Software requirements

Follow the standard installation instructions for Nextstrain's suite of software tools.

Usage

NOTE: All command examples assume you are within the ingest directory. If running commands from the outer zika directory, please replace the . with ingest

Fetch sequences with

nextstrain build . data/sequences.ndjson

Run the complete ingest pipeline with

nextstrain build .

This will produce two files (within the ingest directory):

  • results/metadata.tsv
  • results/sequences.fasta

Run the complete ingest pipeline and upload results to AWS S3 with

nextstrain build \
    --env AWS_ACCESS_KEY_ID \
    --env AWS_SECRET_ACCESS_KEY \
    . \
        upload_all \
        --configfile build-configs/nextstrain-automation/config.yaml

Adding new sequences not from GenBank

Static Files

Do the following to include sequences from static FASTA files.

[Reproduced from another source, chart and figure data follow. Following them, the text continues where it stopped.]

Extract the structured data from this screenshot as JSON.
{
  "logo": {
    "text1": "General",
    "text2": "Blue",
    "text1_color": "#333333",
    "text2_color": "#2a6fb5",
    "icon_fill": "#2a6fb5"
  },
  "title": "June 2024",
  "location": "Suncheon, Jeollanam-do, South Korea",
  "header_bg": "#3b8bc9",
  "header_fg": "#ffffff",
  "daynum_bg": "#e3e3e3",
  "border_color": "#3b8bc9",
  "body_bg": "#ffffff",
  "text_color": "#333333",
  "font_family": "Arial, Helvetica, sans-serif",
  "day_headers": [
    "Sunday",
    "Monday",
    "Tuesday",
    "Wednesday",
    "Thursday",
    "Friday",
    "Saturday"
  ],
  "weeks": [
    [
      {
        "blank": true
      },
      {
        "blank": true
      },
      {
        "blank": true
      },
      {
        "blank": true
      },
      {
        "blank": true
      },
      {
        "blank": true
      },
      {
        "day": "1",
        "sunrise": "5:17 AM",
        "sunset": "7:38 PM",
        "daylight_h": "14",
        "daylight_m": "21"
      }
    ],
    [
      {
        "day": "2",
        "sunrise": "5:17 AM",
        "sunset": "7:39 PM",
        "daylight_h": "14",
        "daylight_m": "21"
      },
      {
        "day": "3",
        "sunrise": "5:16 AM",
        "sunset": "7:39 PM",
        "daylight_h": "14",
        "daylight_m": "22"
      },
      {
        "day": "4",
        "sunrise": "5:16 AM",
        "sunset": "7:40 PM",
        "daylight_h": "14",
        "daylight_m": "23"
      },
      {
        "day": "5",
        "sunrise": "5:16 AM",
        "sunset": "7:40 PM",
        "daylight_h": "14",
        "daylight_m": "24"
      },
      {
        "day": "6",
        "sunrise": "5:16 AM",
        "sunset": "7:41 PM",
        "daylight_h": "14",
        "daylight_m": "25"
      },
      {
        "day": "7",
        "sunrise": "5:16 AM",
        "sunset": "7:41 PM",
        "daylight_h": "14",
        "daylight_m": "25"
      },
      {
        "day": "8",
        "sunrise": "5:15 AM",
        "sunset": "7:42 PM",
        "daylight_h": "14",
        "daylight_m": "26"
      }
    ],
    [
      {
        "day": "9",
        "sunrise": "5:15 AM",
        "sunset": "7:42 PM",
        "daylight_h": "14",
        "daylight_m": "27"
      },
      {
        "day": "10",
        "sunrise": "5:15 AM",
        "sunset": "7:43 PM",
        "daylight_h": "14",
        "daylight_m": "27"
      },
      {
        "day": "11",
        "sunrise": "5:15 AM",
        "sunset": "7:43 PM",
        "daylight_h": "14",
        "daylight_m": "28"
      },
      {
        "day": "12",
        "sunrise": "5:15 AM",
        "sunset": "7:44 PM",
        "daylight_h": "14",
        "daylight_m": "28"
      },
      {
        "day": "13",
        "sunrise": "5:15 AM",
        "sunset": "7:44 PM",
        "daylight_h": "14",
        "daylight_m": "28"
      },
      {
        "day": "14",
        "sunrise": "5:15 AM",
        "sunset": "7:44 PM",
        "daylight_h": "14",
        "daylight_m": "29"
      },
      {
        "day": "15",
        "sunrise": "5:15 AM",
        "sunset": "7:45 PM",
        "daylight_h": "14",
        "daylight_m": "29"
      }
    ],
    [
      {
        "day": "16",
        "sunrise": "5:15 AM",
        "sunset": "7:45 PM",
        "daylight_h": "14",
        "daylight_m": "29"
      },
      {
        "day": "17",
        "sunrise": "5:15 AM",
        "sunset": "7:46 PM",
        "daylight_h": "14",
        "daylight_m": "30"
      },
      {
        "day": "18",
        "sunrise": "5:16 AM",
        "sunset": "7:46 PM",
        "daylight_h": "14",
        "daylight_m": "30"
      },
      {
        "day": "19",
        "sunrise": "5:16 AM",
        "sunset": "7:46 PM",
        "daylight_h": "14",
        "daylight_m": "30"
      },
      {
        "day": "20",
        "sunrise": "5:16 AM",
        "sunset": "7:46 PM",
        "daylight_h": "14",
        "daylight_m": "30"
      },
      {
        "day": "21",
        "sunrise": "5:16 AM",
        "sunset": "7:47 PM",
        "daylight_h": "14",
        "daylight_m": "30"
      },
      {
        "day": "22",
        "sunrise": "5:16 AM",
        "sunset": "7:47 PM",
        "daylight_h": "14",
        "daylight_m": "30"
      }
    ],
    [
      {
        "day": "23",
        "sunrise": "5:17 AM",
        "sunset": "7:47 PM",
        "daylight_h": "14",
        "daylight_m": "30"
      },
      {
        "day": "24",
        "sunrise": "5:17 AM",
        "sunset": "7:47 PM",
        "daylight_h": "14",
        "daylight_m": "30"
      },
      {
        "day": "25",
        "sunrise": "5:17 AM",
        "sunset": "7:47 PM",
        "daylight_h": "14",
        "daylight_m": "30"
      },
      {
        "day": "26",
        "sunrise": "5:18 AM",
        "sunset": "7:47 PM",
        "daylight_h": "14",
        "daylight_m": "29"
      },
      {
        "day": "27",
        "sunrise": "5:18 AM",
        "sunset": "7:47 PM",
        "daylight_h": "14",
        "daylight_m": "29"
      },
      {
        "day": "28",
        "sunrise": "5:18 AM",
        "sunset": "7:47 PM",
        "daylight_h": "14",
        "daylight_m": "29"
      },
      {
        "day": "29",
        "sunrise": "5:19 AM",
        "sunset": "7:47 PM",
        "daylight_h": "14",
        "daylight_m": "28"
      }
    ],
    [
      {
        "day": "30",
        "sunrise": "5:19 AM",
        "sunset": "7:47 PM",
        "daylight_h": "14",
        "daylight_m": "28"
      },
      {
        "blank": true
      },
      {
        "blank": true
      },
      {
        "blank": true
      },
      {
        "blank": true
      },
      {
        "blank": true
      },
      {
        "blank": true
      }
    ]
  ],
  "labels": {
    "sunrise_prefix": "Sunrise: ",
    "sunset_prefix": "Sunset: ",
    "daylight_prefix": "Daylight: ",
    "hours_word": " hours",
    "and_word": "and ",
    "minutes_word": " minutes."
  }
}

  1. Convert the FASTA files to NDJSON files with:

    ./ingest/bin/fasta-to-ndjson \
        --fasta {path-to-fasta-file} \
        --fields {fasta-header-field-names} \
        --separator {field-separator-in-header} \
        --exclude {fields-to-exclude-in-output} \
        > ingest/data/{file-name}.ndjson
  2. Add the following to the .gitignore to allow the file to be included in the repo:

    !ingest/data/{file-name}.ndjson
  3. Add the file-name (without the .ndjson extension) as a source to ingest/defaults/config.yaml. This will tell the ingest pipeline to concatenate the records to the GenBank sequences and run them through the same transform pipeline.

Configuration

Configuration takes place in defaults/config.yaml by default. Optional configs for uploading files and Slack notifications are in defaults/optional.yaml.

Environment Variables

The complete ingest pipeline with AWS S3 uploads and Slack notifications uses the following environment variables:

Required

  • AWS_ACCESS_KEY_ID
  • AWS_SECRET_ACCESS_KEY
  • SLACK_TOKEN
  • SLACK_CHANNELS

Optional

These are optional environment variables used in our automated pipeline for providing detailed Slack notifications.

Input data

GenBank data

GenBank sequences and metadata are fetched via NCBI datasets.

ingest/vendored

This repository uses git subrepo to manage copies of ingest scripts in ingest/vendored, from nextstrain/ingest.

See vendored/README.md for instructions on how to update the vendored scripts.